毎日の生活に欠かせないものとなっている電子レンジ。しかし、使い方や手入れを誤ると大きなトラブルにつながる可能性もあります。どこの家庭でも起こりうる発火のトラブル、国民生活センターなどが注意を呼び掛けています。

■庫内で発火…電子レンジの思わぬトラブル

 電子レンジの庫内で火花が散り、次の瞬間、庫内全体が炎に包まれました…。

 これは国民生活センターが電子レンジ庫内の発火を再現した映像の様子。電子レンジ自体に問題があるわけではなく、こうした発火はどの電子レンジでも起こりうる可能性があるといいます。

 家庭で日常的に使われている電子レンジ。手ごろな価格のものからオーブン機能を備えたものまで幅広い商品が売られています。

 ボタン一つで温めることができますが、使い方によっては思わぬ事故を招くことも…。

■水分の少ないイモ類は加熱時間に注意を

 製品評価技術基盤機構の実験映像。皿の上に里芋をのせ電子レンジに入れます。皮をむいた状態で、冷凍で売られているものもあり、年間を通じて使うことの多い食材です。

 スイッチを入れてから6分35秒後…庫内に煙が立ち込め始めました。

さらに、8分30秒後…炎を上げて庫内で燃える里芋。水分の少ないイモ類は加熱する時間を間違えると炭化し、発火する危険性があるのです。

■電子レンジの庫内はこまめに清掃を…汚れから引火することも

 火災の原因はこれだけではありません。電子レンジの庫内を掃除せず使い続けることで危険を招くこともあります。

 庫内が汚れた状態のレンジでマグカップに水を入れて温めます。すると庫内の側面から激しい火花が散ります。こびりついた汚れから上がったものです。火花はすぐに炎へ…。

 電磁波を利用して温める電子レンジ。汚れた部分に電磁波が集中して火災につながることがあります。

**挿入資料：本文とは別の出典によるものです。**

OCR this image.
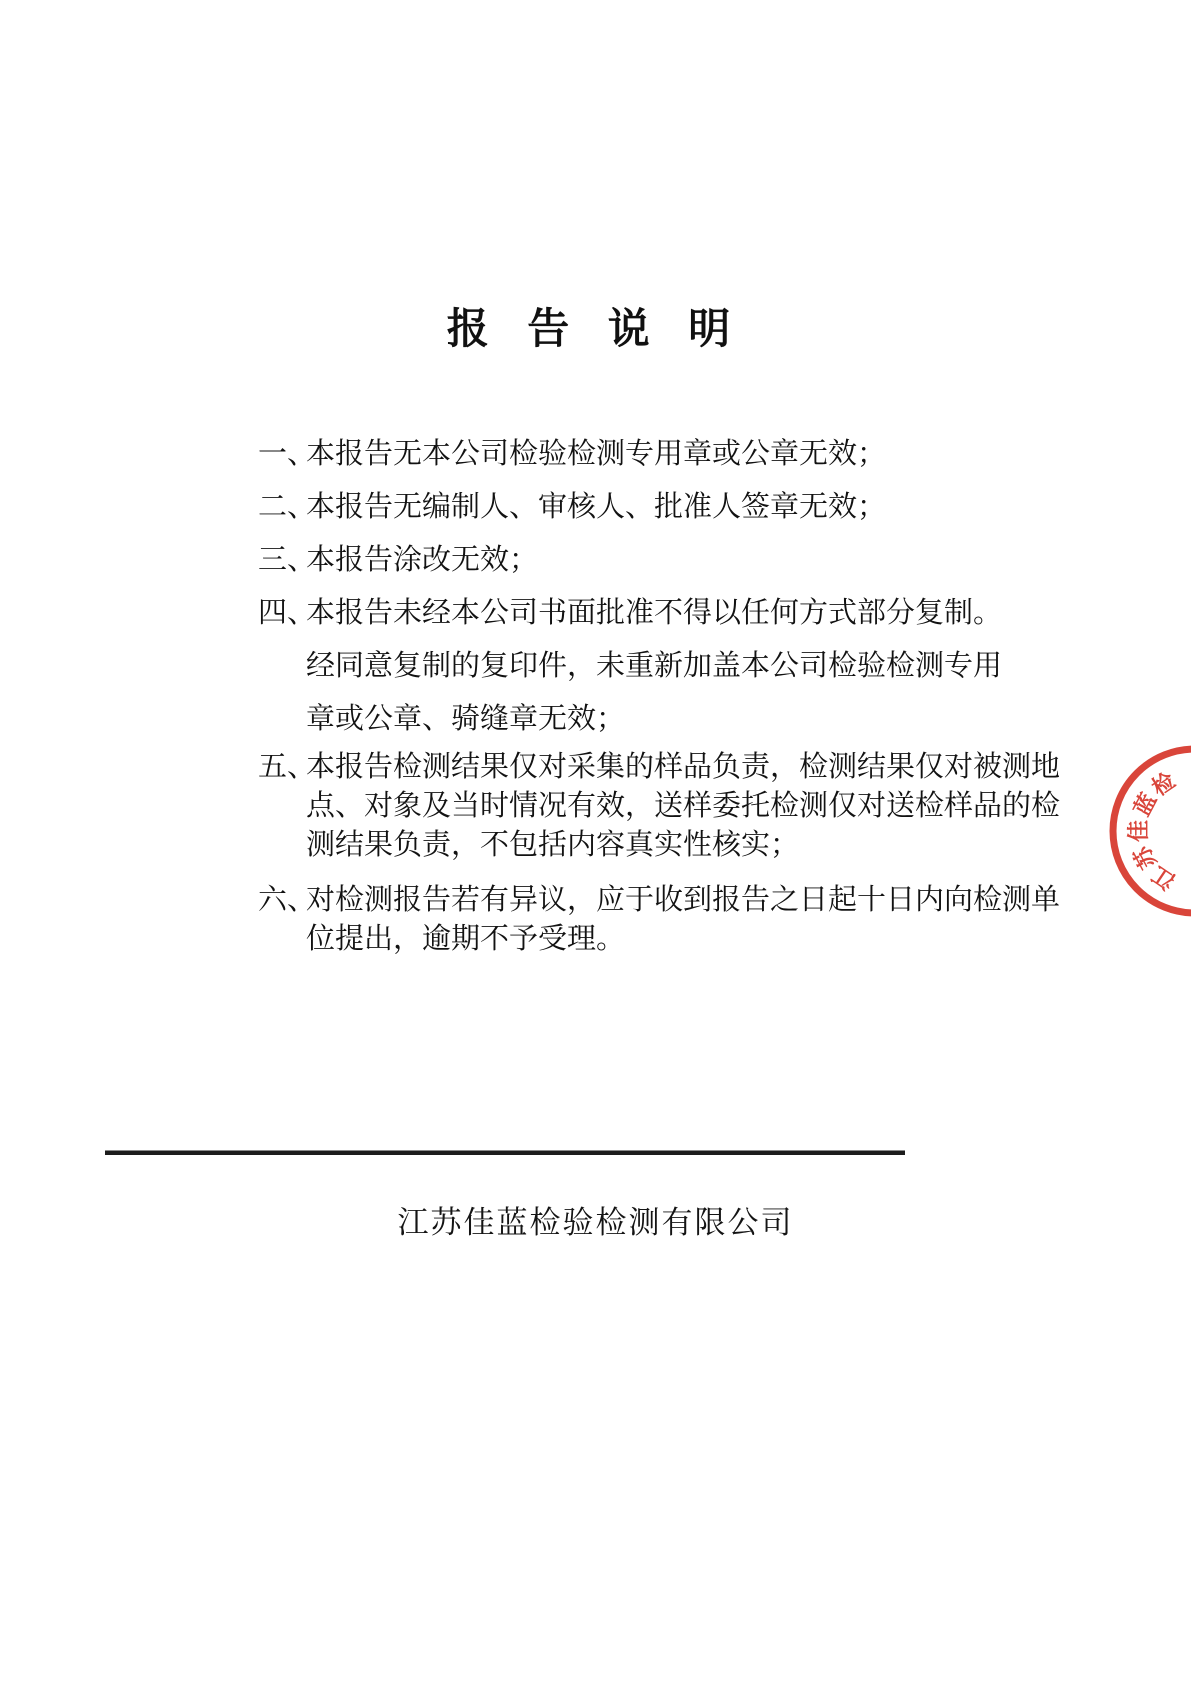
报 告 说 明
一、
本报告无本公司检验检测专用章或公章无效；
二、
本报告无编制人、审核人、批准人签章无效；
三、
本报告涂改无效；
四、
本报告未经本公司书面批准不得以任何方式部分复制。
经同意复制的复印件，未重新加盖本公司检验检测专用
章或公章、骑缝章无效；
五、
本报告检测结果仅对采集的样品负责，检测结果仅对被测地
点、对象及当时情况有效，送样委托检测仅对送检样品的检
测结果负责，不包括内容真实性核实；
六、
对检测报告若有异议，应于收到报告之日起十日内向检测单
位提出，逾期不予受理。
江苏佳蓝检验检测有限公司
江
苏
佳
蓝
检
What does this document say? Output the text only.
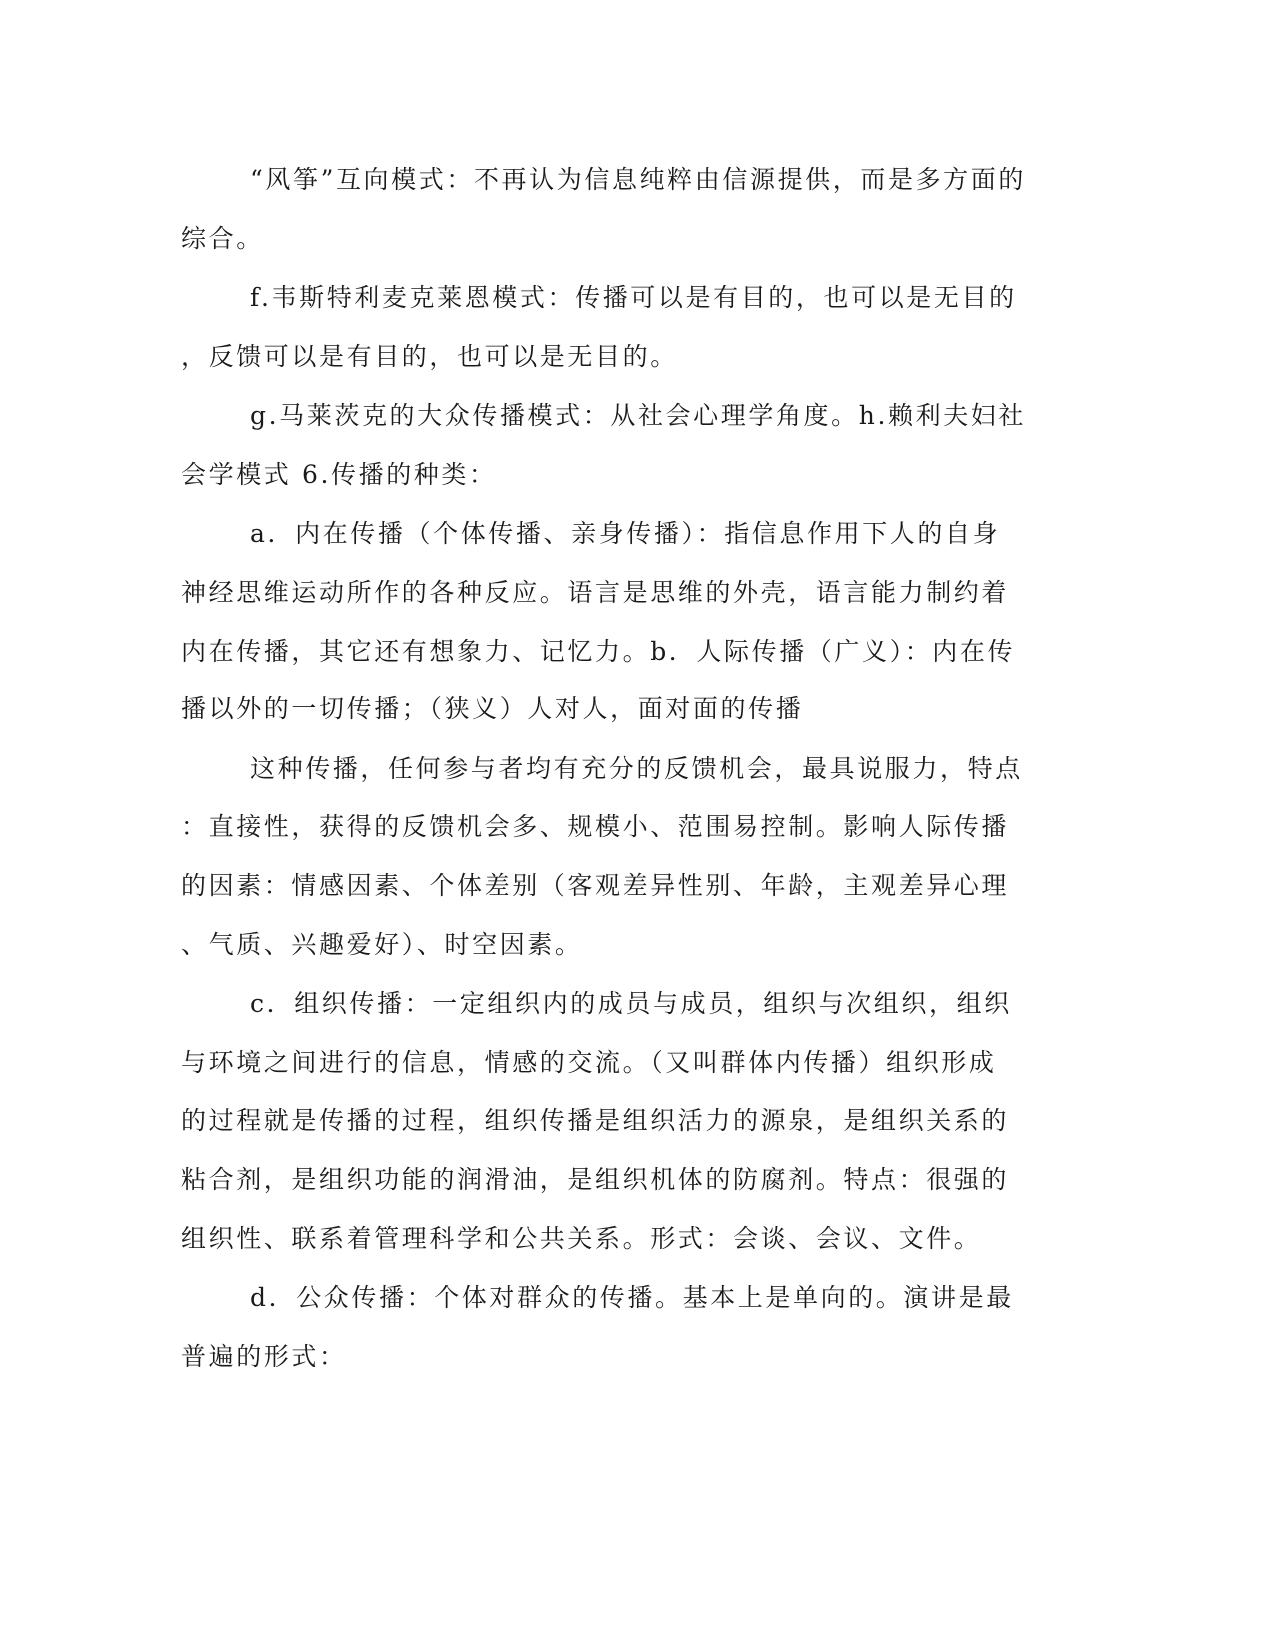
“风筝”互向模式：不再认为信息纯粹由信源提供，而是多方面的

综合。

f.韦斯特利麦克莱恩模式：传播可以是有目的，也可以是无目的

，反馈可以是有目的，也可以是无目的。

g.马莱茨克的大众传播模式：从社会心理学角度。h.赖利夫妇社

会学模式 6.传播的种类：

a．内在传播（个体传播、亲身传播）：指信息作用下人的自身

神经思维运动所作的各种反应。语言是思维的外壳，语言能力制约着

内在传播，其它还有想象力、记忆力。b．人际传播（广义）：内在传

播以外的一切传播；（狭义）人对人，面对面的传播

这种传播，任何参与者均有充分的反馈机会，最具说服力，特点

：直接性，获得的反馈机会多、规模小、范围易控制。影响人际传播

的因素：情感因素、个体差别（客观差异性别、年龄，主观差异心理

、气质、兴趣爱好）、时空因素。

c．组织传播：一定组织内的成员与成员，组织与次组织，组织

与环境之间进行的信息，情感的交流。（又叫群体内传播）组织形成

的过程就是传播的过程，组织传播是组织活力的源泉，是组织关系的

粘合剂，是组织功能的润滑油，是组织机体的防腐剂。特点：很强的

组织性、联系着管理科学和公共关系。形式：会谈、会议、文件。

d．公众传播：个体对群众的传播。基本上是单向的。演讲是最

普遍的形式：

 どこの家庭でも起こりうる電子レンジの発火現象。国民生活センターなどではこまめな手入れを呼びかけていますが…。

街の人:
「(Q.電子レンジの中の掃除は?)めったにしない」

別の人:
「やっていないです。(Q.汚れたままになっている?)それすらも把握してないぐらい」

■電子レンジ庫内の清掃を手軽に…専用のキットが便利

 電子レンジの掃除はおざなりになりがち。掃除を怠りこびりついた汚れは簡単には落ちません。

 そうした汚れには家電量販店やホームセンターなどで売られている電子レンジ専用の掃除キットが便利です。

エディオン名古屋本店・大宮さん:
「電子レンジで温めるだけで、簡単に汚れが落とせるようになるシートをご案内しています」

 店頭にあったのは電子レンジ専用のお掃除シート。レンジで30秒ほど温めて使います。

シートに含まれた汚れを落とす成分が蒸気となり、庫内に広がります。

エディオン 大宮さん:
「あとはこのまま拭き掃除をするだけで、蒸気で汚れがゆるんでいるので簡単に汚れが落ちるようになります」

 頑固な汚れが落ちやすくなり、シートで簡単に拭き取ることができます。

 電子レンジの発火…便利な家電製品も使い方を間違えれば、思わぬトラブルの原因になりかねません。日ごろの手入れを怠ることなく安全に使うことを心がけたいものです。

 国民生活センターでは、万が一庫内で発煙・発火した時は動作を停止して電源プラグを抜き、火の勢いが増す可能性があるため扉は開けないように指導しています。